O Ministério Público do Rio Grande do Sul (MPRS), por meio da Promotoria de Justiça Especializada Criminal de Porto Alegre, denunciou 15 pessoas por associação criminosa e por fraudar leite, principalmente com soda cáustica e água oxigenada, em indústria de Taquara. Todos foram alvo da Operação Leite Compensado 13, deflagrada dia 11 de dezembro no município do Vale do Paranhana e também em Parobé, Três Coroas, Imbé e em São José do Rio Preto, em São Paulo.
A denúncia foi oferecida à 2ª Vara Estadual de Processos e Julgamentos dos Crimes de Organização Criminosa e Lavagem de Dinheiro na quarta-feira, dia 18 de dezembro, pelo promotor de Justiça Mauro Rockenbach. De janeiro de 2022 a dezembro de 2024, foram comprovados 22 fatos delituosos.

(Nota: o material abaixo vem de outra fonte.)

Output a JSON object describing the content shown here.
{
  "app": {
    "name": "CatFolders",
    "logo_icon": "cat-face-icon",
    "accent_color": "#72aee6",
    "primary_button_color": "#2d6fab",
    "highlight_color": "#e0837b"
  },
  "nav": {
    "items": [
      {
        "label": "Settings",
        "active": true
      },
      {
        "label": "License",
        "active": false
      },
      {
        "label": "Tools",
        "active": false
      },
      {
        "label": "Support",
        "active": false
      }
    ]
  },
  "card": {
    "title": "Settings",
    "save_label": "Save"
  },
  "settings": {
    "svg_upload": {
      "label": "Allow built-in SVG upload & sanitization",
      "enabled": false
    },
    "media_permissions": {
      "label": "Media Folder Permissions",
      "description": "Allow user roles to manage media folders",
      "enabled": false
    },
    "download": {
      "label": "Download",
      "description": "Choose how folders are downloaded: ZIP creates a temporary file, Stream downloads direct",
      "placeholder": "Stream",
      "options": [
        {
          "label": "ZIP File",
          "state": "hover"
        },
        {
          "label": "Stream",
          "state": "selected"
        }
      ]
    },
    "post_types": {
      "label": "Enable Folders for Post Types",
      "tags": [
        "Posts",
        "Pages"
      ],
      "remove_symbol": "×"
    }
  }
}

Segundo o promotor, em diversas ocasiões, os 15 denunciados corromperam, adulteraram e falsificaram produtos lácteos destinados ao consumo humano, mediante a adição de produtos químicos impróprios, tornando-os nocivos à saúde. Os denunciados fabricavam, mantinham em depósito para expor à venda e revendiam o alimento. Exames laboratoriais comprovaram leite fora dos padrões de consumo. Além disso, o Ministério Público comprovou ração animal na diluição de composto e leite em pó integral.
Também foram identificadas agendas contendo fórmulas para utilização dos mais diversos produtos químicos de uso não alimentício. O responsável por estas fórmulas é um químico industrial conhecido, entre os fraudadores, como Alquimista ou Mago do Leite. O Alquimista, um dos cinco presos dia 11 e um dos 15 denunciados, foi alvo do MPRS também na Operação Leite Compensado 5, em Imigrante, em 2014.

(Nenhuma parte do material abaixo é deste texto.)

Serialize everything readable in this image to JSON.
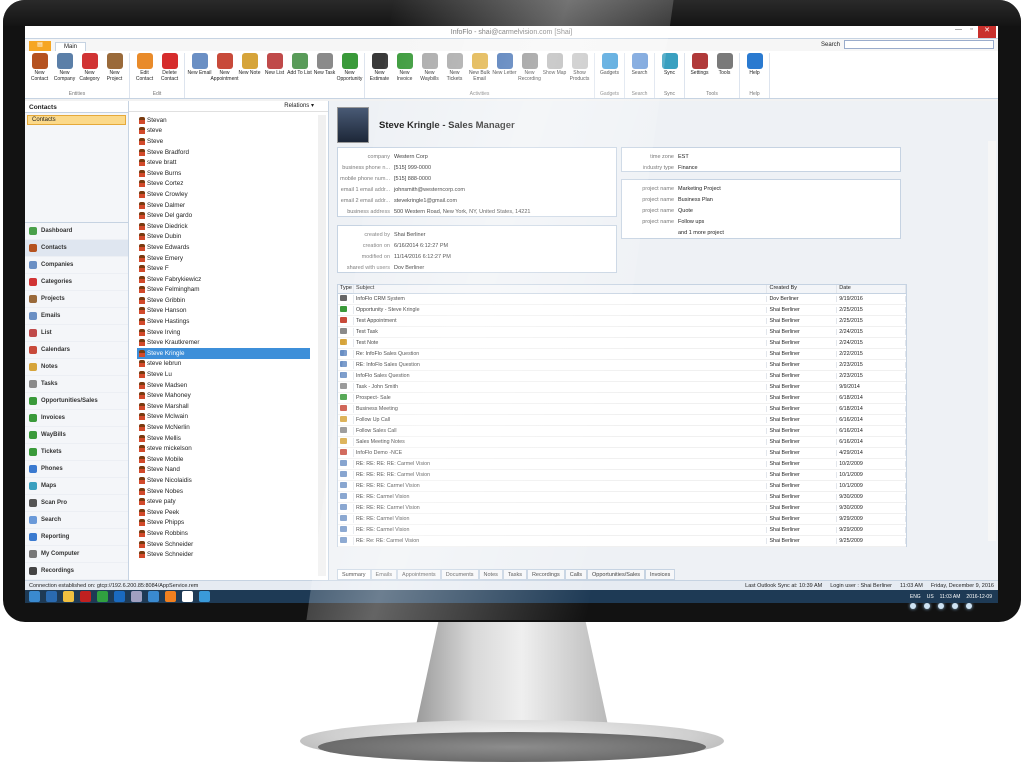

Na Leite Compensado 13, foram cumpridos quatro mandados de prisão preventiva, incluindo o Alquimista, e mais 16 de busca e apreensão. Houve ainda uma prisão em flagrante de uma funcionária do laticínio investigado em Taquara. O químico elaborava, clandestinamente, fórmulas para a indústria adulterar leite vencido ou deteriorado com a adição de água oxigenada e soda cáustica. Também foram detectados pelos e pontos de sujeira em embalagens. Leite UHT, em pó, soro e composto lácteo produzidos pela empresa eram distribuídos para todo Brasil e para Venezuela. A Justiça não autorizou o MPRS a divulgar os nomes das marcas.
A operação foi em parceria com o Ministério da Agricultura e Pecuária (MAPA), Receita Estadual, Fundação Estadual de Proteção Ambiental (FEPAM), Ministério Público de São Paulo (MPSP) e Delegacia do Consumidor da Polícia Civil (DECON). A ação do MPRS também contou com o promotor de Justiça Alcindo Luz Bastos da Silva Filho, da Promotoria de Justiça de Defesa do Consumidor. Ele está utilizando as mesmas provas obtidas para tomar providências, em breve, na esfera cível.